Ortega schlug Terminanpassung vor, Reformen zur politischen Unterdrückung geplant

Nicaraguas Präsident Ortega suchte eine Verlängerung seiner Amtszeit an und plante die Eliminierung politischer Gegner

Der nicaraguasische Präsident Daniel Ortega schlug eine Verlängerung seiner Präsidentschaftszeit um ein weiteres Jahr vor. Die Regierung kontrollierte Nationalversammlung erwartete die Verlängerung im September zu genehmigen. Diese Maßnahme war Teil einer geplanten Verfassungsreform, welche auch die Möglichkeit vorsah, Mitglieder der Opposition zu verbieten, die vom Regime als „Verräter“ oder „Putschisten“ eingestuft wurden, von der Kandidatur auszuschließen.

Die Herrschaft des 80-jährigen Ortega entwickelte sich zunehmend autoritär. Politische Gegner wurden inhaftiert, ins Exil geschickt und von ihrer Staatsbürgerschaft beraubt. Während Ortagos 19 Jahre Machtausübung erfolgten, gab es bereits mehrere Änderungen an der Präsidentschaftsdauer. Im Jahr 2014 hob die Nationalversammlung die Termingrenzen auf, und im Jahr 2024 verlängerte sie die Amtszeit von fünf auf sechs Jahre. Die Legislative genehmigte zudem Ortagos Plan, seine Frau Rosario Murillo als „Co-Präsidentin“ zu benennen. Dies ebnete ihr den Weg, als Präsident zu handeln, sollte Ortega, der als geschwächt galt, als „dauerhaft abwesend“ erklärt werden.
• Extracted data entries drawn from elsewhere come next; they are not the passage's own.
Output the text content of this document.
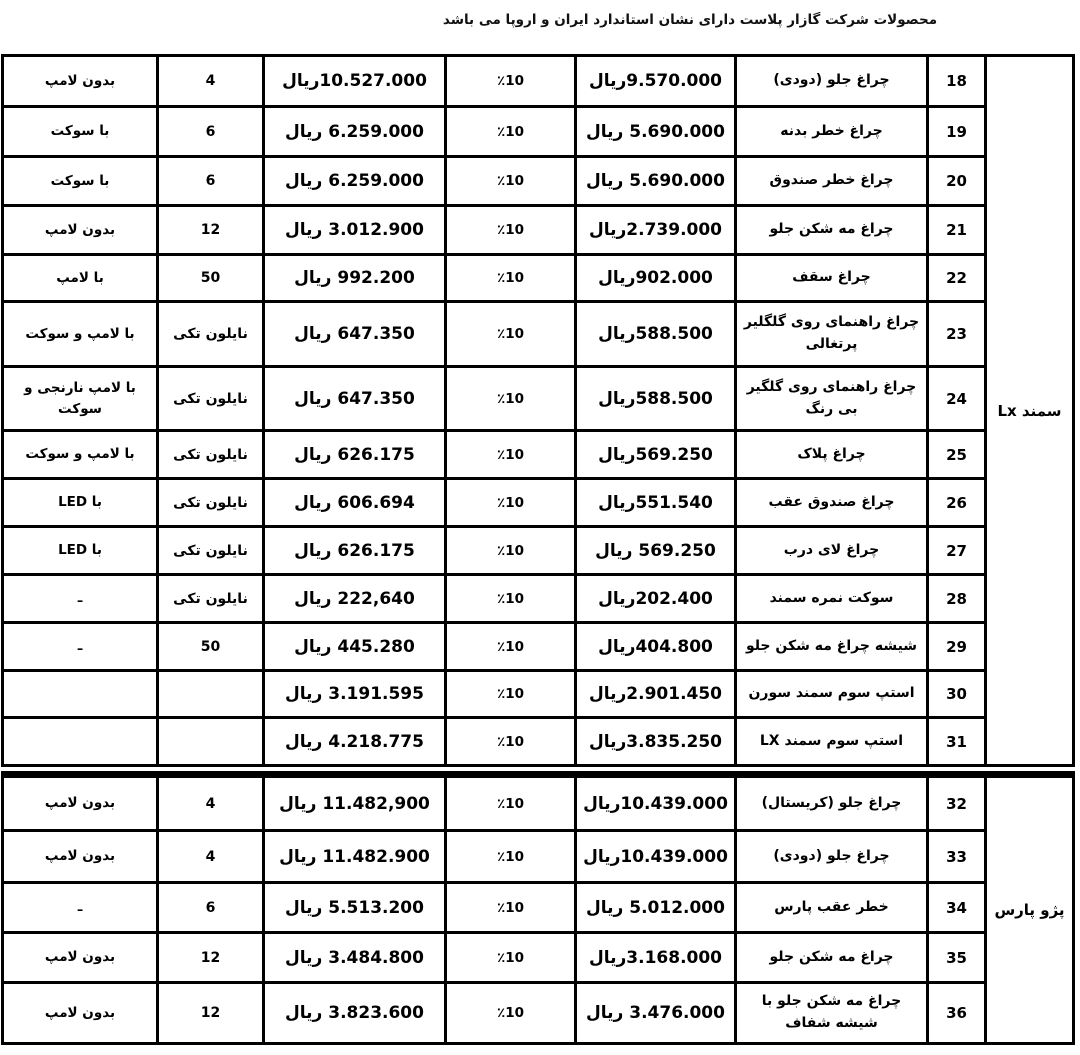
محصولات شرکت گازار پلاست دارای نشان استاندارد ایران و اروپا می باشد
سمند Lx	18	چراغ جلو (دودی)	9.570.000ریال	٪10	10.527.000ریال	4	بدون لامپ
	19	چراغ خطر بدنه	5.690.000 ریال	٪10	6.259.000 ریال	6	با سوکت
	20	چراغ خطر صندوق	5.690.000 ریال	٪10	6.259.000 ریال	6	با سوکت
	21	چراغ مه شکن جلو	2.739.000ریال	٪10	3.012.900 ریال	12	بدون لامپ
	22	چراغ سقف	902.000ریال	٪10	992.200 ریال	50	با لامپ
	23	چراغ راهنمای روی گلگلیر پرتغالی	588.500ریال	٪10	647.350 ریال	نایلون تکی	با لامپ و سوکت
	24	چراغ راهنمای روی گلگیر بی رنگ	588.500ریال	٪10	647.350 ریال	نایلون تکی	با لامپ نارنجی و سوکت
	25	چراغ پلاک	569.250ریال	٪10	626.175 ریال	نایلون تکی	با لامپ و سوکت
	26	چراغ صندوق عقب	551.540ریال	٪10	606.694 ریال	نایلون تکی	با LED
	27	چراغ لای درب	569.250 ریال	٪10	626.175 ریال	نایلون تکی	با LED
	28	سوکت نمره سمند	202.400ریال	٪10	222,640 ریال	نایلون تکی	ـ
	29	شیشه چراغ مه شکن جلو	404.800ریال	٪10	445.280 ریال	50	ـ
	30	استپ سوم سمند سورن	2.901.450ریال	٪10	3.191.595 ریال		
	31	استپ سوم سمند LX	3.835.250ریال	٪10	4.218.775 ریال		
پژو پارس	32	چراغ جلو (کریستال)	10.439.000ریال	٪10	11.482,900 ریال	4	بدون لامپ
	33	چراغ جلو (دودی)	10.439.000ریال	٪10	11.482.900 ریال	4	بدون لامپ
	34	خطر عقب پارس	5.012.000 ریال	٪10	5.513.200 ریال	6	ـ
	35	چراغ مه شکن جلو	3.168.000ریال	٪10	3.484.800 ریال	12	بدون لامپ
	36	چراغ مه شکن جلو با شیشه شفاف	3.476.000 ریال	٪10	3.823.600 ریال	12	بدون لامپ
Die Präsidentschaftswahlen fanden zuletzt im November 2021 statt. Der einseitige Wettbewerb gewann Ortega nach einer brutalen Niederschlagung der Opposition. Rivalisierende potenzielle Kandidaten, die eine signifikante Zahl von Stimmen gewinnen konnten, wurden inhaftiert und von der Kandidatur ausgeschlossen oder ins Exil gedrängt. Dutzende weiterer Oppositionsmitglieder wurden ebenfalls verhaftet. Nur eine kleine Anzahl weniger bekannter Kandidaten, die wenig Unterstützung erhofften, durfte antreten.

Der UN-Hochkommissar für Menschenrechte, Volker Türk, warnte, dass die staatliche Repression seitdem weiter zunahm. Das Rechtsstaatsprinzip erodierte stetig, und die Verfolgung politischer Dissidenten intensivierte sich. Wenige Nicaraguaner wagten es, öffentlich gegen Ortega und Murillo zu sprechen. Mehr als dreihundert Menschen starben, als die Sicherheitskräfte die anti-regierungsbezogenen Proteste im Jahr 2018 niedergeschlagen. Dissidenten im Exil wurden ebenfalls angegriffen; viele verloren ihre Staatsbürgerschaft, und ihre Wohnungen in Nicaragua wurden beschlagnahmt und verkauft.